You don’t need to try and be anyone other than you, and that’s freeing.”

“Being a Mama made me a stronger and more confident woman. I knew at that moment that my baby was handed to me that I would protect him to no end. And if I could withstand childbirth, I could pretty much do anything in this world!”

“Being a mama of teens taught me to let go of always trying to be in control. I had no choice as they began to make their own decisions; I gained this ability to trust.”

“Other kids would call me ‘So and So’s Mom,’ and I just felt this completely selfless and unconditional connection.”

“I feel like part of this Mama club where we all understand and value each other as women. We get each other on an unspoken level, and that sense of community is something I value so much.”

I hope my lovely Mamas can take away some of these positive mindsets today.
And remember that you are the garden in which your babies bloom, xoxo
.

@nurturephotograpy is so talented and also the sweetest.
Wild and Rae is Alba’s whimsical starry dress.
MISA Los Angeles is my floral, black dress.

River’s outfit was all Zara.

Please comment and share some of the ways that becoming a Mama changed you for the better.

3 thoughts on “Matrescence: A Journey to my Better Self

  1. Always look forward to your Monday posts!

    The journey to finding myself in motherhood hasn’t always been an easy one. In the beginning, I struggled with losing what I thought was my identity that I spent so much of my 20’s trying to find.

    What I didn’t realize at the time was that having a daughter of my own would make me the best version of myself I have ever been. Confident, self-aware, and self-loving. All things I struggled with before becoming a mama.

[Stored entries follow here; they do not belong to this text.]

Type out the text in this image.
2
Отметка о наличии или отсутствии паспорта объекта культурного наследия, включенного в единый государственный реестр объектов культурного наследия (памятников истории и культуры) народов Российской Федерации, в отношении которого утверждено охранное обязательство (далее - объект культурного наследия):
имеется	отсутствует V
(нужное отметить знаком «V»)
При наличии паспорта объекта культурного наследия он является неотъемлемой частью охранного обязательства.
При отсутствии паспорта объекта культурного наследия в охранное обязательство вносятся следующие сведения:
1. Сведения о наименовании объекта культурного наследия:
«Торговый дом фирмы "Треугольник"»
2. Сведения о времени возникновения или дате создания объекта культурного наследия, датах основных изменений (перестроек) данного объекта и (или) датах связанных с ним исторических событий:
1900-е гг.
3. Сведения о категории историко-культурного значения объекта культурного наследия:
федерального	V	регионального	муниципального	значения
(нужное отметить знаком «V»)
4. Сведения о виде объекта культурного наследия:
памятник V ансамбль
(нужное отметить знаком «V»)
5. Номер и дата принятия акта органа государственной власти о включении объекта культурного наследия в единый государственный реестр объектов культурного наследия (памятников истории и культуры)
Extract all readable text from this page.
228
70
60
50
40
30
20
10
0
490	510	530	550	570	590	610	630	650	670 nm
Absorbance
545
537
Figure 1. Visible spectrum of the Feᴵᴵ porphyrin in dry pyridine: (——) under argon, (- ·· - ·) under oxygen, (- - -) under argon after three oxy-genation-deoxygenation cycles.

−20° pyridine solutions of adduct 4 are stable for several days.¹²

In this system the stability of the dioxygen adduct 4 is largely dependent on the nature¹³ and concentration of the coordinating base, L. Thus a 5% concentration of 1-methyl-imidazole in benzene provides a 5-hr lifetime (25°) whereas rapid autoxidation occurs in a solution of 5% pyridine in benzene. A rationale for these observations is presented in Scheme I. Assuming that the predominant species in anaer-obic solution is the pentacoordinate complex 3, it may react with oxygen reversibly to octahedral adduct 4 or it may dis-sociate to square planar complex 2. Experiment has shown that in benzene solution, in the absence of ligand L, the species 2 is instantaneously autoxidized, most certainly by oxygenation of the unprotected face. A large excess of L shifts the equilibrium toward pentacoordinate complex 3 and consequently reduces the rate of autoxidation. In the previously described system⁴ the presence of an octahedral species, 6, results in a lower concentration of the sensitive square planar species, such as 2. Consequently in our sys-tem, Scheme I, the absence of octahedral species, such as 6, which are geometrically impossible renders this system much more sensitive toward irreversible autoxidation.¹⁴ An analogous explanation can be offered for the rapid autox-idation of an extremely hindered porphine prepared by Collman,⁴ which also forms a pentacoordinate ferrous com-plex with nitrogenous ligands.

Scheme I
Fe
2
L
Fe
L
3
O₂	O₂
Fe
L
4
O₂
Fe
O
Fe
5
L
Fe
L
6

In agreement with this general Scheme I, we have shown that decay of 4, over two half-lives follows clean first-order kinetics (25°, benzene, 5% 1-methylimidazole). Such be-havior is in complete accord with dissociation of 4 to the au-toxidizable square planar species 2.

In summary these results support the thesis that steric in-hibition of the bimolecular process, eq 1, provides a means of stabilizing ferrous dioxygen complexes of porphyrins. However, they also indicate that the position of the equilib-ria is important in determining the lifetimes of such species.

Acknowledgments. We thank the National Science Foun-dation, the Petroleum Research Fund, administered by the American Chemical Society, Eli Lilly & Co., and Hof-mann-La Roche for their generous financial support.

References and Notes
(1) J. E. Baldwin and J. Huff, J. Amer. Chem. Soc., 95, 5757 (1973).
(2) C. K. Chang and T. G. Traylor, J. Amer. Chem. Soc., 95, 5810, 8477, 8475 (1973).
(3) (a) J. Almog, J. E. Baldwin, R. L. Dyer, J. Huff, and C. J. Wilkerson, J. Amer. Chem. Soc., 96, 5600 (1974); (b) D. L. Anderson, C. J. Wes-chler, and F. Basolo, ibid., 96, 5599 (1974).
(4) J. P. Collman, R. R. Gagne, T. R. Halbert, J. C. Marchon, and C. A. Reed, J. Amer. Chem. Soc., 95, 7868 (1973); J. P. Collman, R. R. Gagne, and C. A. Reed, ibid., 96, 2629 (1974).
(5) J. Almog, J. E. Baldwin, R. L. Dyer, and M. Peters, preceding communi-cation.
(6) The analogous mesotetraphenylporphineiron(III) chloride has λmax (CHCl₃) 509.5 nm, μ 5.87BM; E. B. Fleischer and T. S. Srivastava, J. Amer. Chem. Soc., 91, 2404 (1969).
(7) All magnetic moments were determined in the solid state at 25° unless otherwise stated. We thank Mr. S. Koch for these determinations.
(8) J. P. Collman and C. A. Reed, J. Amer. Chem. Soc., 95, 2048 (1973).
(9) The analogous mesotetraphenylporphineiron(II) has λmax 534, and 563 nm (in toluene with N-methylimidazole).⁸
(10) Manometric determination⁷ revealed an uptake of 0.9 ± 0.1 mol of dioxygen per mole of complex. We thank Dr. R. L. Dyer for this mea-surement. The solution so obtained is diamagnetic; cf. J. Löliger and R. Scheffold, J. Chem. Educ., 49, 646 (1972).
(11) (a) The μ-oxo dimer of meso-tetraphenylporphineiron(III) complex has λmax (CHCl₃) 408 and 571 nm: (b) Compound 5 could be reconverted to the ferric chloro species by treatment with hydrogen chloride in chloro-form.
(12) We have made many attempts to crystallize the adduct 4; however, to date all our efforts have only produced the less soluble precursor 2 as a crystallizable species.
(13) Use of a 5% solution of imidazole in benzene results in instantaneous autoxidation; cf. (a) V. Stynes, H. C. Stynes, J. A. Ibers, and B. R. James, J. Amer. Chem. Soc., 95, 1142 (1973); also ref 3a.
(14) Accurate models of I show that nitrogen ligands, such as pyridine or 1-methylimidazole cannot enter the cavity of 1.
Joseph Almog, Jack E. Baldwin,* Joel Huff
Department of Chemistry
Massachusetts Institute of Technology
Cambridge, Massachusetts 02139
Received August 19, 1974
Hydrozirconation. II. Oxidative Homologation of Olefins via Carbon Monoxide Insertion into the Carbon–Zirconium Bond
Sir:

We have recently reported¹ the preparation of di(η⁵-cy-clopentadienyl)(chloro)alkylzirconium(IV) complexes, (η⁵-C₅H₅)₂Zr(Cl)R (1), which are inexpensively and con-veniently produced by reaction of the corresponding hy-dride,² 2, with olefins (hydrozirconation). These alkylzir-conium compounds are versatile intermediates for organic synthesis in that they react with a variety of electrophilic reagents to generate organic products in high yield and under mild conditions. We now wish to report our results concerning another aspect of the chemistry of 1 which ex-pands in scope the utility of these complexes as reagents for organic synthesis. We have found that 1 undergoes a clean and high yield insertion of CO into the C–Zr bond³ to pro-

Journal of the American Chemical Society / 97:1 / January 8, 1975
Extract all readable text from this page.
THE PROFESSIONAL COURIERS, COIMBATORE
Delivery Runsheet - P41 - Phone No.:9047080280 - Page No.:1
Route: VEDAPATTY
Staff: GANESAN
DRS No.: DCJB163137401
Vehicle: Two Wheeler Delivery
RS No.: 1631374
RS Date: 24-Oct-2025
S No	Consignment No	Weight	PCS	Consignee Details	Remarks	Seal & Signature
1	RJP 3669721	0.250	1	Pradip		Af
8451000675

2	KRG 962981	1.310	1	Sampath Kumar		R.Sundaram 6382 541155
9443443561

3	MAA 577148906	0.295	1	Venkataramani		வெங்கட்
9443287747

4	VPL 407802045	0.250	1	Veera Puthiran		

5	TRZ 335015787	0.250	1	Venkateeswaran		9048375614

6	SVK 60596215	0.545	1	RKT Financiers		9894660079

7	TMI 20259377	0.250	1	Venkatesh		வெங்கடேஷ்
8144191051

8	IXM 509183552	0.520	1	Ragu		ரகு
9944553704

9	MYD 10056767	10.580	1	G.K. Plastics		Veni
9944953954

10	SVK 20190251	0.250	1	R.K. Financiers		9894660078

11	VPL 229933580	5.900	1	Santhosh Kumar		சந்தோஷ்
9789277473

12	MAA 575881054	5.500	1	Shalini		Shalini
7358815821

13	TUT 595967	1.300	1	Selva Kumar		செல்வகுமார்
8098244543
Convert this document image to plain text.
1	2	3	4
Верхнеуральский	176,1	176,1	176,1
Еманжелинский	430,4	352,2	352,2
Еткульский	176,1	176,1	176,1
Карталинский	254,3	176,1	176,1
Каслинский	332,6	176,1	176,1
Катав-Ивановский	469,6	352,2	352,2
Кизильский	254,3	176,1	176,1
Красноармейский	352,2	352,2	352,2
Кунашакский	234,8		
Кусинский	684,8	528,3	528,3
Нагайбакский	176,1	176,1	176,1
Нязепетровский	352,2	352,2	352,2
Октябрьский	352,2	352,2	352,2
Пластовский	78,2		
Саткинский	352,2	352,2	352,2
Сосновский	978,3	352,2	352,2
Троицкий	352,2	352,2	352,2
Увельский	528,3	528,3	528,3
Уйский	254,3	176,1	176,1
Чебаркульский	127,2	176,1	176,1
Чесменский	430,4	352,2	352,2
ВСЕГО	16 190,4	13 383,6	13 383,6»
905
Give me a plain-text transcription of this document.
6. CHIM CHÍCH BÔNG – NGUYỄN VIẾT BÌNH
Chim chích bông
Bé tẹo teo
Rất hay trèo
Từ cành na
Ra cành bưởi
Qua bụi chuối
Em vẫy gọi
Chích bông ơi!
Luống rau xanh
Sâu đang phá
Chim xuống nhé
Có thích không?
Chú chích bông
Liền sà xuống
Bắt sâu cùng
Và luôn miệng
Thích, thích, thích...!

    The best thing about becoming a mama is that it opened my eyes to how we as people are constantly evolving. I am not the same mama today as I was when we had our daughter 3 years ago, or even the same mama I was 6 months ago. There’s this constant desire to better myself to be the best for her.

    1. Hi Ally!
      I’m trying out some Wednesday night posts, but hopefully you’ll still find a time to read.
      I am here for everything you’re saying. It’s such a weird transition to navigate, this “matrescence,” but what’s amazing is that it’s something all of us Mamas share. And I can only imagine it’s never ending…wait until we have teenagers HAHA.